Getting Started in MI Research

What This Is

Neel Nanda's How To Become A Mechanistic Interpretability Researcher is a detailed, opinionated guide to entering the field as a practitioner. Where this curriculum covers the concepts of mechanistic interpretability, Nanda's post covers the process: how to learn, how to do research, and how to build a career.

The post is long (and worth reading in full), but here is what it covers and how it connects to the material on this site.

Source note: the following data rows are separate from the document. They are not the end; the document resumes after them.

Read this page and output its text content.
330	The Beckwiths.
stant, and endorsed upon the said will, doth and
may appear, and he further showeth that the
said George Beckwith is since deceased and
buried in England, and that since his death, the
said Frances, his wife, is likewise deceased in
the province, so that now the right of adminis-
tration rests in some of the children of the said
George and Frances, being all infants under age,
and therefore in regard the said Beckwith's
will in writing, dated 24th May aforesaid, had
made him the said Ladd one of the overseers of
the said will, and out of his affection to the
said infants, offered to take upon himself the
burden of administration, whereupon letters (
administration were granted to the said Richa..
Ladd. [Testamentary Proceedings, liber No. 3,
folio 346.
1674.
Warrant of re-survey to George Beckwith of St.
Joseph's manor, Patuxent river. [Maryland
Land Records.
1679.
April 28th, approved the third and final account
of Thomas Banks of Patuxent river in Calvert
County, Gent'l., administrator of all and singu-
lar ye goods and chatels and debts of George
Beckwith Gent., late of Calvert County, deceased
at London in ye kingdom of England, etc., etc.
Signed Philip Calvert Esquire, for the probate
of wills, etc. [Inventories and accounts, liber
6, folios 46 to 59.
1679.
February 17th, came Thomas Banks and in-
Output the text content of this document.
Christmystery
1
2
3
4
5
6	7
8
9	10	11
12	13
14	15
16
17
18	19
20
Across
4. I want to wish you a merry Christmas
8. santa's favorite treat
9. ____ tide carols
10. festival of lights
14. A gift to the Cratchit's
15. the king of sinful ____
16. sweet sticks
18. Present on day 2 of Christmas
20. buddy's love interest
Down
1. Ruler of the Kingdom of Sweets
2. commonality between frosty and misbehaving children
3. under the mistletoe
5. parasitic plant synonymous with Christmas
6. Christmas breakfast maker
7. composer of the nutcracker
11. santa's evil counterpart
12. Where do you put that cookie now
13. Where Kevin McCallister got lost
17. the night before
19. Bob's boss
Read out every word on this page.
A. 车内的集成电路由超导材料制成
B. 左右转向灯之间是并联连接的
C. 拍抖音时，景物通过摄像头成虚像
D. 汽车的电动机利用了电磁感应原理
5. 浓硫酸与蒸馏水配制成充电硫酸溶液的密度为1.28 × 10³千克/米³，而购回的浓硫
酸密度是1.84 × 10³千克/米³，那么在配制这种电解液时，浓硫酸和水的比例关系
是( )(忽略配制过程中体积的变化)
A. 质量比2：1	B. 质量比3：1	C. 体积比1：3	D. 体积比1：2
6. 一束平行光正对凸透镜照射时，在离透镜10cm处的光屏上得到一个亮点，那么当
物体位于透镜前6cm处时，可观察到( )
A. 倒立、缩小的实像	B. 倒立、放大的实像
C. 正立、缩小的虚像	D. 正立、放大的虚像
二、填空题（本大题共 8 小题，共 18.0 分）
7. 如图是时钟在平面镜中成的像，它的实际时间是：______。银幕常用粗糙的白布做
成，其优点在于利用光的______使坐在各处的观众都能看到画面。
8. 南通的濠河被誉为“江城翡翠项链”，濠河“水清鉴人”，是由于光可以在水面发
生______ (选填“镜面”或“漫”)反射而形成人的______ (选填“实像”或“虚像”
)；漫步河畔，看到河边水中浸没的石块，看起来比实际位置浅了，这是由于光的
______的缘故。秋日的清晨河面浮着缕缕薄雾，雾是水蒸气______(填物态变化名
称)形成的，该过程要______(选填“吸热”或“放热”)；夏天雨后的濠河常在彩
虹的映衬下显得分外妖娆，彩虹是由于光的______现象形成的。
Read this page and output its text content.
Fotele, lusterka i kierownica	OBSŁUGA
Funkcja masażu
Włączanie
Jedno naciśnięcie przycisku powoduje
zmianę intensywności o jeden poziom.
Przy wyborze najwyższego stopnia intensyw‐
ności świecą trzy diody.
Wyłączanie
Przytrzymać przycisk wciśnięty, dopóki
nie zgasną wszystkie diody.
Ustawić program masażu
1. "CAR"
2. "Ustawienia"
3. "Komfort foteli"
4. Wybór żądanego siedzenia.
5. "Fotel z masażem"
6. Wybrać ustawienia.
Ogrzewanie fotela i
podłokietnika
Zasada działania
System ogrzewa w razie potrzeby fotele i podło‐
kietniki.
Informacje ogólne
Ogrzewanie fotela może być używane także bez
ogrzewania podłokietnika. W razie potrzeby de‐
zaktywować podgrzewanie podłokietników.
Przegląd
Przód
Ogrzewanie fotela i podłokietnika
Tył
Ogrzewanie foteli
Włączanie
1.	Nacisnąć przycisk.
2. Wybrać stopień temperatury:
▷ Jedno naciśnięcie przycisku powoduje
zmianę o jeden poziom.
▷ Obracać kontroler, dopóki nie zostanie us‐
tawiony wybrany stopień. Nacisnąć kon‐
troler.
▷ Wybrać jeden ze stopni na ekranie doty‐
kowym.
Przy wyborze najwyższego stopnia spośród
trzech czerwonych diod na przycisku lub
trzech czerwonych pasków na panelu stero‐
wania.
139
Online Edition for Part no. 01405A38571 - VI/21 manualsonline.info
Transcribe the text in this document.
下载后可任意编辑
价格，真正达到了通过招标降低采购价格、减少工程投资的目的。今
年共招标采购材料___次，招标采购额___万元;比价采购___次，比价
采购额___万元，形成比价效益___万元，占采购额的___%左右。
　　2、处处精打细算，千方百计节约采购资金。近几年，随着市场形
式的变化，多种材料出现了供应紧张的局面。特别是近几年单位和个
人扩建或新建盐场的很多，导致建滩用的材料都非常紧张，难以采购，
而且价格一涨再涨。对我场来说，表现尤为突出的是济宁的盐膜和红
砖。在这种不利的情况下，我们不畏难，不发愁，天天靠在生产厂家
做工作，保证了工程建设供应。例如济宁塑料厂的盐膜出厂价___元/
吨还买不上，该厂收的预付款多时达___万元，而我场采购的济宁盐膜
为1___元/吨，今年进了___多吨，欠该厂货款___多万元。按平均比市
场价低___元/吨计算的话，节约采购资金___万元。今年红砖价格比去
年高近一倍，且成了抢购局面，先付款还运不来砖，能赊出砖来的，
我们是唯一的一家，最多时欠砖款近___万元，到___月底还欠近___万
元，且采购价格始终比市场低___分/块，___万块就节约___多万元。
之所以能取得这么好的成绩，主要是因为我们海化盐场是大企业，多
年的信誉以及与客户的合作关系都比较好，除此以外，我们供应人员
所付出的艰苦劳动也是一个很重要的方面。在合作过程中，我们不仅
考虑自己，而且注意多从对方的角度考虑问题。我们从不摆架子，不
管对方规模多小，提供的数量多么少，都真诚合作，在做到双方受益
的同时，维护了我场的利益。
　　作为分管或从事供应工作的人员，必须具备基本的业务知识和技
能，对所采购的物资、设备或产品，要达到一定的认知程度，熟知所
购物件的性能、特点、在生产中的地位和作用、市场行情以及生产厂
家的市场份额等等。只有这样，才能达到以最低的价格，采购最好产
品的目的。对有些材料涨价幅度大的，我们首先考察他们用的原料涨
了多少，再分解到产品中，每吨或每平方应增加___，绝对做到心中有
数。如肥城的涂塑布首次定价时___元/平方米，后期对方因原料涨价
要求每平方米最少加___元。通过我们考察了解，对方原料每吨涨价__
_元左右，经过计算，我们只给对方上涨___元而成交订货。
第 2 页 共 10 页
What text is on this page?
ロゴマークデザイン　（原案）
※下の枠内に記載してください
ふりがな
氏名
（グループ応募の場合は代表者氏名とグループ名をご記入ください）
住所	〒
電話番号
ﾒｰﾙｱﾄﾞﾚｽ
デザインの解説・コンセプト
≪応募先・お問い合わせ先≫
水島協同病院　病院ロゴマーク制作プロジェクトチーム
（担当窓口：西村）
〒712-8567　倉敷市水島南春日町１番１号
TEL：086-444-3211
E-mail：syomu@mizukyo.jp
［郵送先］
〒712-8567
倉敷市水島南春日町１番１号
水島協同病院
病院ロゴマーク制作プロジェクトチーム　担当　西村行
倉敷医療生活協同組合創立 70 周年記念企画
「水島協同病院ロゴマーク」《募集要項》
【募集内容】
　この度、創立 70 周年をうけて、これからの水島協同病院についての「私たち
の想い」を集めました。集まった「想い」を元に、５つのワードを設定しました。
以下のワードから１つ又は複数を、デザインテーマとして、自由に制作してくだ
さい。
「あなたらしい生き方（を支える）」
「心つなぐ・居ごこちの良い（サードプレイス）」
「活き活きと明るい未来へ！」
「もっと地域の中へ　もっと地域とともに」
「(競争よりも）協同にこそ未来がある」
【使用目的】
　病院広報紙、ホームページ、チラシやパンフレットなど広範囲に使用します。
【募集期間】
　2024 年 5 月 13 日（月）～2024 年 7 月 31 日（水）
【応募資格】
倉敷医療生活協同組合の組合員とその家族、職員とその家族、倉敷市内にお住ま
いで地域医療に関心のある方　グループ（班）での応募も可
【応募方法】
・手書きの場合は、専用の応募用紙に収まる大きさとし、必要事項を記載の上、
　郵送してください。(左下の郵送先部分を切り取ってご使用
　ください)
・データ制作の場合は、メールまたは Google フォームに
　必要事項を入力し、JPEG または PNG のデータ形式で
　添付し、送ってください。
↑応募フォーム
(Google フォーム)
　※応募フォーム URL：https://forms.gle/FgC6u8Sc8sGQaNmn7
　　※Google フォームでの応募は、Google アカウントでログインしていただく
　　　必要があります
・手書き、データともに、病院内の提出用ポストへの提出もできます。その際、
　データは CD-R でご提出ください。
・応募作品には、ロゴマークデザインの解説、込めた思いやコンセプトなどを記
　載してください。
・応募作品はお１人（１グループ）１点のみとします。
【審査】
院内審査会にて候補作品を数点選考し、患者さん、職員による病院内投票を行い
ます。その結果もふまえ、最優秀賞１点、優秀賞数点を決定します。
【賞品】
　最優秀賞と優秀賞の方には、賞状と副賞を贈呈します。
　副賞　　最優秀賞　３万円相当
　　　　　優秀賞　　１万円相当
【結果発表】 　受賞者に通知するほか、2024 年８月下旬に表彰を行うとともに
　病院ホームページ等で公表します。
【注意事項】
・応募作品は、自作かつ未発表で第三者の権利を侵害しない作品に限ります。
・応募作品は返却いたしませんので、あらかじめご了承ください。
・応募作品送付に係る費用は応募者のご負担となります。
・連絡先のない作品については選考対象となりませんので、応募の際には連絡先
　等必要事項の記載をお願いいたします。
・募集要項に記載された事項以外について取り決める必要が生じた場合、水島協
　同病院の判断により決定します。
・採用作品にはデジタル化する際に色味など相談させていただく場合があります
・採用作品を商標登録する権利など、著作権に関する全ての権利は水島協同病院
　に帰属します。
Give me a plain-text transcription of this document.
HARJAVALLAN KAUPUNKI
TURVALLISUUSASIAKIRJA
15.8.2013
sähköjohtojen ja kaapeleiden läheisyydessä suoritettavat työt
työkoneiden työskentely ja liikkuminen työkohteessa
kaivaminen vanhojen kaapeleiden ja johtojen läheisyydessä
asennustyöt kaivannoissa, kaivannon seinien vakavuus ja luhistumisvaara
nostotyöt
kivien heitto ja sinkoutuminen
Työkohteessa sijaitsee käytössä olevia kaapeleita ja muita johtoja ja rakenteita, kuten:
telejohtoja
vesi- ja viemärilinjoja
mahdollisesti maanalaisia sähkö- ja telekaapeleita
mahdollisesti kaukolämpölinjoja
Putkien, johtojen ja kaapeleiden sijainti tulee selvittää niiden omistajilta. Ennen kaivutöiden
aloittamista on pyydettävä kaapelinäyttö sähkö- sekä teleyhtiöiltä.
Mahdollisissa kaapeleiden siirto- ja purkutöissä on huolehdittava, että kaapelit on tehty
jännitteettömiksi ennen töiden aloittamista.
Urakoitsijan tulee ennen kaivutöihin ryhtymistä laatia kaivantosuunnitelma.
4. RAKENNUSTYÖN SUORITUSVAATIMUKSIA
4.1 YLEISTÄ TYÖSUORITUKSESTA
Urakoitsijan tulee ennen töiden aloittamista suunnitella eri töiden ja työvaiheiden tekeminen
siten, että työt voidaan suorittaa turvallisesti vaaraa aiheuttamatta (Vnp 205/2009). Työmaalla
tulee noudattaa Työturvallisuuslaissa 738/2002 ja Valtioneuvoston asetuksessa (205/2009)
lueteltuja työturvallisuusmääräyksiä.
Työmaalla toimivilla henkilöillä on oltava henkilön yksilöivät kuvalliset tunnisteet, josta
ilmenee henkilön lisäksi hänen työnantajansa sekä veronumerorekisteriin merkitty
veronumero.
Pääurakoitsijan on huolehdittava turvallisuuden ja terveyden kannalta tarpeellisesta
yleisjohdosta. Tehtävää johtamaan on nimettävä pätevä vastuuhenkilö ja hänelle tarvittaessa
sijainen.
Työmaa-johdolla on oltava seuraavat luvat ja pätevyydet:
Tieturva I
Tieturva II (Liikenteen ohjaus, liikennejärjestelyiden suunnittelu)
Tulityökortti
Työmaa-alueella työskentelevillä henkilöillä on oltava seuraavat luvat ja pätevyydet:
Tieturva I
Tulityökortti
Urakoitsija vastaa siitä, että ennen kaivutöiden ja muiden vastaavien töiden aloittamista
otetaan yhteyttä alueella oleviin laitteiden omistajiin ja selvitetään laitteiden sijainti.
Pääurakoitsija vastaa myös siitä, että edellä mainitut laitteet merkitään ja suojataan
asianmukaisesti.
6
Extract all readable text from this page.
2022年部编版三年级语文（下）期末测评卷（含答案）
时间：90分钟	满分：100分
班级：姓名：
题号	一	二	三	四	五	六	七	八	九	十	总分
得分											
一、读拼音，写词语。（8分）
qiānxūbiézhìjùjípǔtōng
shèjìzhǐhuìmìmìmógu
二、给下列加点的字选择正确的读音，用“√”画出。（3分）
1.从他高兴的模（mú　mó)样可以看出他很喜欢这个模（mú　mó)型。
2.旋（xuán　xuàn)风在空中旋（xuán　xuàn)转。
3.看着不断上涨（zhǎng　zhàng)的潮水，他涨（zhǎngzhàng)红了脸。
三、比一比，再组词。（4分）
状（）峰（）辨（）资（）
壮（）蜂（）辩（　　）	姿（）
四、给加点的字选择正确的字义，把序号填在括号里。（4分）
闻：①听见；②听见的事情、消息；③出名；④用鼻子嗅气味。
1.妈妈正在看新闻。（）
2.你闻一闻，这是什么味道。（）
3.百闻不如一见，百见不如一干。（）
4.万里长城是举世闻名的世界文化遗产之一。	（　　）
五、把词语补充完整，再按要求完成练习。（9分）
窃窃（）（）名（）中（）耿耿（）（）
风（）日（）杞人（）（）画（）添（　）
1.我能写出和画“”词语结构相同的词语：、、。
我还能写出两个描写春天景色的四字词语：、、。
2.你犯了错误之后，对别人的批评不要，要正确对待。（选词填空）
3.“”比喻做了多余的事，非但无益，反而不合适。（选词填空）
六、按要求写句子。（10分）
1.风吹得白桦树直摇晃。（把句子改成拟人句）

The Three-Stage Progression

The core framework is a three-stage progression from learning to doing research:

Learning the ropes (one month or less). Go breadth-first through the basics: code a transformer from scratch, learn the core MI techniques (activation patching, probing, SAEs), get familiar with the tooling (TransformerLens, nnsight), and skim the literature. The emphasis is on getting to the point where you can start doing research, not on finishing all the reading first.
Mini-projects (1-5 days each, for 2-4 weeks). Throwaway research projects to practice the craft. Suggested starters include replicating and extending a paper, exploring attribution graphs on Neuronpedia, or investigating model organisms. The goal is to learn the fast-feedback-loop skills (writing experiment code, interpreting results, getting unstuck) without worrying about producing polished output.
Full projects (1-2 week sprints). Work in sprints, post-mortem after each, and pivot unless the project has real momentum. At this stage, start practicing the slower skills: generating good research ideas, knowing the literature, writing things up, and developing research taste.

Research as a Skill Breakdown

One of the most useful parts of the post is its decomposition of research skills by feedback loop speed. Fast skills (writing and debugging experiments) can be practiced in minutes to hours. Medium skills (knowing when to pivot, designing good experiments) take days. Slow skills (research taste, generating good ideas) take months. Nanda's advice is to focus on the fast skills first, since those are easiest to learn through practice, and let the slow skills develop over time.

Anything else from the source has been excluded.